Modulo Problem

[Trenters4325]

So then we have $\displaystyle 19x=141+180n.$ Take this mod 19 and we get $\displaystyle 9n+8\equiv 0 mod19$or $\displaystyle 9n\equiv 11\equiv 144mod 19.$ Divide both sides by 9 to get$\displaystyle n\equiv 16mod 19.$ So we take$\displaystyle n=16.$So then$\displaystyle 19x=141+180 *16\Rightarrow x=159.$

I saw this explanation somewhere and I am having trouble figuring out how they went from the first thing in latex to the second. It seems like they took the mod19 of both sides and then did something else.

 

[galactus]

19(9n)=171n, 180n-171n=9n

19(7)=133, 141-133=8

Therefore, \(\displaystyle 9n+8\equiv\0 mod 19\)

That's the best I can do with it.

 

[Trenters4325]

So, did they take mod19 of both sides?
The mod19 of the left side is clearly zero.
And the right side...

 

[pka]

So, did they take mod19 of both sides?
The mod19 of the left side is clearly zero.
And the right side...

You must post the exact statement of any problem you are asking about.
Just posting a solution does not tell us what the problem is.
Particularly in working with modulo arithmetic, there are many different approaches to any problem. I read your post and I could no possibly answer your question.
I have no idea what is going on in that solution.

 

[Trenters4325]

Here's the original problem:

Find the smallest positive integer solution to \(\displaystyle $\tan 19x^\circ=\frac{\cos 96^\circ+\sin 96^\circ}{\cos 96^\circ-\sin 96^\circ}.$\)
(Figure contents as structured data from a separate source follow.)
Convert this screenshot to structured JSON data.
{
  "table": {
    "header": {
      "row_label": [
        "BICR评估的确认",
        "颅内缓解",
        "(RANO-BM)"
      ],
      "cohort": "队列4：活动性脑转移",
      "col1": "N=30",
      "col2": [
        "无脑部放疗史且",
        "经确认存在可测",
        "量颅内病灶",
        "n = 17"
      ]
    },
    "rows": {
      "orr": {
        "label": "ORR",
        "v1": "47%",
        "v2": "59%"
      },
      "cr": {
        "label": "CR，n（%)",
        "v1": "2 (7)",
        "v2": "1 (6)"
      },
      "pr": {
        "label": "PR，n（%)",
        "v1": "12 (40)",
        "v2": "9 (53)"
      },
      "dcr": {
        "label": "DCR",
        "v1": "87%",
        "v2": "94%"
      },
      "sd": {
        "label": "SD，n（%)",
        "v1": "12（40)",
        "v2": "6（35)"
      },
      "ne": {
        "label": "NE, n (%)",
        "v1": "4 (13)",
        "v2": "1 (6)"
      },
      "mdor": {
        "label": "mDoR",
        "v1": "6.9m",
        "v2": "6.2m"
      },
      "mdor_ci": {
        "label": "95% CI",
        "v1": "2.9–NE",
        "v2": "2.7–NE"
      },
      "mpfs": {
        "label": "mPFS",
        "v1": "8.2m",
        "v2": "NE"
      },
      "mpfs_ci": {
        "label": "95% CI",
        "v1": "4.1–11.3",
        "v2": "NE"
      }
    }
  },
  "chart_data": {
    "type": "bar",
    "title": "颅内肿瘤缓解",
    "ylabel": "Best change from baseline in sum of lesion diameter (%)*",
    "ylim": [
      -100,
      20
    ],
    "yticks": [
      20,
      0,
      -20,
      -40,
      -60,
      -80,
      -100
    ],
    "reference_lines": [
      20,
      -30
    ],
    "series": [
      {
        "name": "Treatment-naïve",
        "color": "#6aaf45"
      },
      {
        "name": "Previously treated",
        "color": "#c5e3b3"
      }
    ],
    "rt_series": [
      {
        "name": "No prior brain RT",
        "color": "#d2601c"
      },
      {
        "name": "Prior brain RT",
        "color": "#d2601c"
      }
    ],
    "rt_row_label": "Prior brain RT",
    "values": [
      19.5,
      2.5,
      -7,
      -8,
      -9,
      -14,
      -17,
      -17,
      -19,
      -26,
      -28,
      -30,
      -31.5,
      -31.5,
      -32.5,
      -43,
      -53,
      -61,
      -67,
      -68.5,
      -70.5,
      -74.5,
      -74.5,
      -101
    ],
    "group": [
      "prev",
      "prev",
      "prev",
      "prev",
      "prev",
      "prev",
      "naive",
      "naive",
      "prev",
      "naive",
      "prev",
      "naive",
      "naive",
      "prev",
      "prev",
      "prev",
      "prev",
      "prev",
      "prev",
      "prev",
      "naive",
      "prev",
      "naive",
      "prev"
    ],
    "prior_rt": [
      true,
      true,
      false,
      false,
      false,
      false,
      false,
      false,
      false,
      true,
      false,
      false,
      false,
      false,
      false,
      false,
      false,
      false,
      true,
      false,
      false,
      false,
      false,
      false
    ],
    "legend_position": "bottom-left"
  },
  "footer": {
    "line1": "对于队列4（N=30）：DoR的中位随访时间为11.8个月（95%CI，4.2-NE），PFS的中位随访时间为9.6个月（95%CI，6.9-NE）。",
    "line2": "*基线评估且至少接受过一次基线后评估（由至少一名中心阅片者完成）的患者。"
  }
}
After some manipulation, we get \(\displaystyle $\frac{1+\tan{96}}{1-\tan{96}}=\tan{(45+96)}$\) and \(\displaystyle $\tan{141}=\tan{19x}$\), hence the equation from my initial question. I understand everything except the modular arithmatic used to produce that second latexed equation. In particular, I do not understand where the 0mod19 comes from.

 

[Trenters4325]

Should I post this in a different forum?